Eighty children with exogenous obesity aged between 7 to 15 years (mean age 9.7±2.5 years) were enrolled and compared with 50 healthy normal weight children (mean age 9.2±2.08 years). The male/ female ratio of the obese and normal weight children were 35/45 and 20/30, respectively. Demographic characteristics and obesity-associated risk factors are given in Table 1.

The children in the two groups were comparable for a number of baseline characteristics, including age, sex, and child feeding practices, parental obesity, passive cigarette smoking, OSA symptoms and performance of physical activity, except for television viewing. Significantly more obese subjects are reported to watch television more than one hour a day (p < 0.05).

Anthropometric measurements of the obese and control groups are given in Table 2.

The mean values of weight, relative weight, BMI, and WHR were significantly higher in the obese group, as expected (p < 0.01). There were no significant differences in age and sex by study group (p = 0.888).

Mildly obese subjects compared to nonobese subjects did not differ in any of the lung function measurements (Table 3).

Three patients in the obese group had obstructive abnormalities documented on their pulmonary function tests (two had moderately severe and one had mild obstructive abnormality). The reversibility test was positive in these three patients. These three patients had no asthma symptoms such as dyspnea, wheezing, chronic cough or previous history of atopy.

According to regression analyses, anthropometric measurements had no significant effect on FEV1% (p = 0.3), FVC% (p = 0.545), and FEV1/FVC% (p = 0.869).

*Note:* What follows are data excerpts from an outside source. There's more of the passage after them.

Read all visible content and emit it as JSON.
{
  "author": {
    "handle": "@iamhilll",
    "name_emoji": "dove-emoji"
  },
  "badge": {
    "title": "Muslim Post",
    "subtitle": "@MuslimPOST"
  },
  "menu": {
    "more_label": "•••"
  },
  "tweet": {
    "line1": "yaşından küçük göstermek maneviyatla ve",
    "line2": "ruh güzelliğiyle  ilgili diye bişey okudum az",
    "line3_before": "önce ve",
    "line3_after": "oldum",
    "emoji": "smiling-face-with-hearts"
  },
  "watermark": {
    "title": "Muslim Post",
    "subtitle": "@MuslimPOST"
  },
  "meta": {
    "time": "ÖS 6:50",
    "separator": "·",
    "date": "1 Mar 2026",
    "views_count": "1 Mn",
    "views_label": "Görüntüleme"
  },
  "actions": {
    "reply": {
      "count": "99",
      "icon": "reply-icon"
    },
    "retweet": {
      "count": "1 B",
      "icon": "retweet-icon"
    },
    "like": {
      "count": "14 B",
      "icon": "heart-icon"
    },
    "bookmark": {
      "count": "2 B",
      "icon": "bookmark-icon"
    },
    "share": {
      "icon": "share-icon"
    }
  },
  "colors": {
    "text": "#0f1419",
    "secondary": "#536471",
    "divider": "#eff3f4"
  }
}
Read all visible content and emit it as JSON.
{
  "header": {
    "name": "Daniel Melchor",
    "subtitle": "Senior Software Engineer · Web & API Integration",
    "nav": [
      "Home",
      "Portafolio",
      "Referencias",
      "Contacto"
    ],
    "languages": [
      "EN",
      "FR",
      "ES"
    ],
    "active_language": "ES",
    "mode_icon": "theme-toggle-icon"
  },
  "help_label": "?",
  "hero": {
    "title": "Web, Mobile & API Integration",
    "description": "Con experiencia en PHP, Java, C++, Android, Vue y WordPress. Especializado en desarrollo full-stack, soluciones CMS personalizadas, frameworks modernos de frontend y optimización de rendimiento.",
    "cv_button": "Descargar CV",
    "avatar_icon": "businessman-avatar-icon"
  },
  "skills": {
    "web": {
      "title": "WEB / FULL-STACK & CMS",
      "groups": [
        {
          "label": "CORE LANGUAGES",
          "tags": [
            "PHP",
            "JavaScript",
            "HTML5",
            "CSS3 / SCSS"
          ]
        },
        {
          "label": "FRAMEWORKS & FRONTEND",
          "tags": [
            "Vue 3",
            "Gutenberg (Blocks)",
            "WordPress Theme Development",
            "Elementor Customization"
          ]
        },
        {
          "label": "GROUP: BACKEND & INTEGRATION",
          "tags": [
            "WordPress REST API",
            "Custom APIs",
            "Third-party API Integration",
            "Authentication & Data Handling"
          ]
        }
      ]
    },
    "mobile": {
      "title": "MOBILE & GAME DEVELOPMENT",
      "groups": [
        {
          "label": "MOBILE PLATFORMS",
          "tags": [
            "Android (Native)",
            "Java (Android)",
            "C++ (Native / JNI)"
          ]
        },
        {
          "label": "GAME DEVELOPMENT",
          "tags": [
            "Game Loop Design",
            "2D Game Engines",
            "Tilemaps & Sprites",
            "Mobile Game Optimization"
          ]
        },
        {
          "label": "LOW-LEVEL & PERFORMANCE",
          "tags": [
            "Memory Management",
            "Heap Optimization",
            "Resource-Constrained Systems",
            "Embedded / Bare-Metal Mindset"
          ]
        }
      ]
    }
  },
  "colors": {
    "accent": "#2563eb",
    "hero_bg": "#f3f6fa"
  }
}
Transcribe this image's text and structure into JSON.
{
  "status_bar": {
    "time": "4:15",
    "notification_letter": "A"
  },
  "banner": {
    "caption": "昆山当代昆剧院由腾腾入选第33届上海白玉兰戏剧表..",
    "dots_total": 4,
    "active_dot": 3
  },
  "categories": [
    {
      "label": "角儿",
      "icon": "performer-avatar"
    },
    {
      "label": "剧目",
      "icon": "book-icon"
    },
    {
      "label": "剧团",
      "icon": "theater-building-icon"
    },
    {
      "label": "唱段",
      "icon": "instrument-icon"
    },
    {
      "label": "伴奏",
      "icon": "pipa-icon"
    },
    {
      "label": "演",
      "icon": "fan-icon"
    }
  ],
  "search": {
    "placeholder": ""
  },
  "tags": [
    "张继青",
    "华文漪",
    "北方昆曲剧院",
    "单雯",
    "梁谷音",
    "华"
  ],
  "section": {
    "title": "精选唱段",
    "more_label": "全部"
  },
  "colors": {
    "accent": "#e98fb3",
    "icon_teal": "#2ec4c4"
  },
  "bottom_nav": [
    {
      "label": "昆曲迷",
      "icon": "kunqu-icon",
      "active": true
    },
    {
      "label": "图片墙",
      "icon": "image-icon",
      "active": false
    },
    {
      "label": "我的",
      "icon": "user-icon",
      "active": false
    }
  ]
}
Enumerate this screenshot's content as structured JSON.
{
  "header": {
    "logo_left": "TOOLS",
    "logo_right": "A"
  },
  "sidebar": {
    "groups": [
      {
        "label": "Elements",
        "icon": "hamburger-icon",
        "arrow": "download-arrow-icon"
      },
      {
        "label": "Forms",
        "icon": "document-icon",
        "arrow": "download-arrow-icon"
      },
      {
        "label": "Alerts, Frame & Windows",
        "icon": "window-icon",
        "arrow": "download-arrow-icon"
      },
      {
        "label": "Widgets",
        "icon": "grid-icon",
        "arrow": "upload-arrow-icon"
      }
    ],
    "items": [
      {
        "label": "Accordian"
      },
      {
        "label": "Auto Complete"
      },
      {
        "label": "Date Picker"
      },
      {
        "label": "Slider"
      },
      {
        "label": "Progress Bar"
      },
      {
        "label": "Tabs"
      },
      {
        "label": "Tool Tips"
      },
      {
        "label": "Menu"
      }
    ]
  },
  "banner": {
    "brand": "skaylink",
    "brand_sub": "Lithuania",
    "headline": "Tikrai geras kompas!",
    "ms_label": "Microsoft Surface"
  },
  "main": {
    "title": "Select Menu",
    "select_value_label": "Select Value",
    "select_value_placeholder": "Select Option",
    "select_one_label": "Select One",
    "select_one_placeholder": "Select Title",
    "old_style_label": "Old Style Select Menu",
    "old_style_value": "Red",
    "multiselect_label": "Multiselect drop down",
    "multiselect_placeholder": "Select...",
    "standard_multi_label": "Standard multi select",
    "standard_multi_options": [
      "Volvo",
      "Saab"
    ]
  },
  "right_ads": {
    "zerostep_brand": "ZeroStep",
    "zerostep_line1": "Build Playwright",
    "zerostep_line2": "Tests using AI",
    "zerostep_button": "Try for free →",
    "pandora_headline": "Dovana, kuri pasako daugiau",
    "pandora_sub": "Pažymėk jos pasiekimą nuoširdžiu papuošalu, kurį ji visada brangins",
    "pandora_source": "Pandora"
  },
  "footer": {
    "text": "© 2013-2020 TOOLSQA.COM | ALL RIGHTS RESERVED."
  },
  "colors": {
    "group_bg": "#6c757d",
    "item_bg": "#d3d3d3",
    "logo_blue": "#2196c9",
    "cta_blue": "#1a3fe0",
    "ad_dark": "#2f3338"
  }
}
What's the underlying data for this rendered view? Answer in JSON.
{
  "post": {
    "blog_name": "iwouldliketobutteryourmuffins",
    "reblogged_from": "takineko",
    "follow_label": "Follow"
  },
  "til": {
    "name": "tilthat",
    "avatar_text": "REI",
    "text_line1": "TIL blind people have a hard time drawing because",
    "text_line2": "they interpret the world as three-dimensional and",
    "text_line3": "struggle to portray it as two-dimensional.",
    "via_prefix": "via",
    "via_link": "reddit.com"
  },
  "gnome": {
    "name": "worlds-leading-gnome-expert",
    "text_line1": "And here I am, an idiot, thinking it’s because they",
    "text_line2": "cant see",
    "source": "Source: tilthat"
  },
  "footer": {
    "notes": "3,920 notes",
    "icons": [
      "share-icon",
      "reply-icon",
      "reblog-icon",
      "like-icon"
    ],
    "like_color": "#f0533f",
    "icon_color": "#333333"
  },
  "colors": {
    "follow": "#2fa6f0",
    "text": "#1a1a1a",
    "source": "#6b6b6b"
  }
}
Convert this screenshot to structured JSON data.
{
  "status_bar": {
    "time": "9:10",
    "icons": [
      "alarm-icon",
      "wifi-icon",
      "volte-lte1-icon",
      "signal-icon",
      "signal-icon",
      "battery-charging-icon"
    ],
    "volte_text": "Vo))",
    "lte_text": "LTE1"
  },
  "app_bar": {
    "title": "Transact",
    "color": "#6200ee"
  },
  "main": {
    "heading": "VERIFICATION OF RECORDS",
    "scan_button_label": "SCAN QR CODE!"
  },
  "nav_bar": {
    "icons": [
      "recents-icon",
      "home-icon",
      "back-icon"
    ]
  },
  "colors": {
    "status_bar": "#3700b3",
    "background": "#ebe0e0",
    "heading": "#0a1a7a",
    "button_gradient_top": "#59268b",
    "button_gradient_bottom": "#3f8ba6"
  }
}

Many studies have demonstrated an association between obesity and ventilatory abnormalities in adults.10-12 However, investigations into this issue in childhood are limited2-4,13-15 and studies conducted to date have yielded conflicting results. Many have focused on extreme levels of obesity, or have used a small sample size.

Chaussain et al., in their study of 39 obese children, reported that lung compliance and resistance reflected as vital capacity and residual volume were similar to those of the control group.15 Bosisio et al., in their study of 23 obese children, also found lung volumes to be within the normal range.4 Consistent with these studies, our results revealed that FEV1 %, FVC % and FEV1%/FVC% were similar to those of the control group.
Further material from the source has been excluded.